POTATOES, BABY. We'll all be chuffed as hell if Charlie breaks out a little Potato Shuffle on Oscar night, but the basic goal of this humble campaign is to get a shout-out for the fans. Potato usage is not a strict requirement. With this in mind, my good friend - the very lovely mojajoja from the BCK forum - raises a rather excellent point: it isn't too hard to work the phrase "Being Charlie Kaufman" into a sentence if you happen to be, y'know, Charlie Kaufman. Example: "Usually it's no party Being Charlie Kaufman. But tonight..." (waves Oscar around) "...it's pretty good." Very smooth, and slightly more comfortable than saying "Potato." Just an idea. So we'll add that to the list and keep an ear out on the night. Not to be pushy or anything.
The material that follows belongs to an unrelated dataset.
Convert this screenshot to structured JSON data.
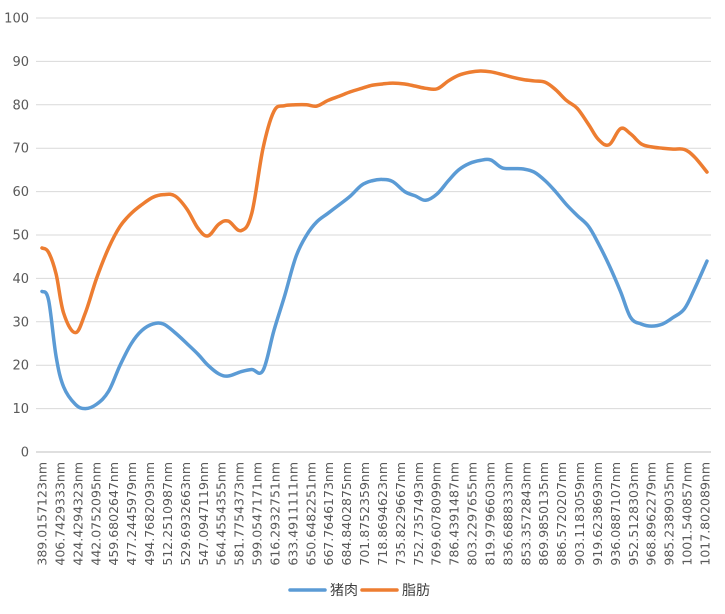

Meanwhile, word of the You Say Potato campaign is spreading far and wide... but not quite far enough! There has been no skywriting. There has been no mention of it from the Pope in his little speeches. George Bush talks not of Weapons of Mass Potato. Nothing in the New York Times, People or Variety. So we still need you guys to visit the potato page and plaster a few buttons/banners in your blogs, message board signatures and so forth, or make your own banners/buttons and send 'em in, or find some other way to publicise the whole deal. (Without being too creepy or stalkerish about it.) It'll be hilarious if someone OTHER than Charlie says "potato" on Oscar night...
There's a slight chance some of you are getting sick of this stuff already. To which I say: TOO BAD. Only a few weeks left.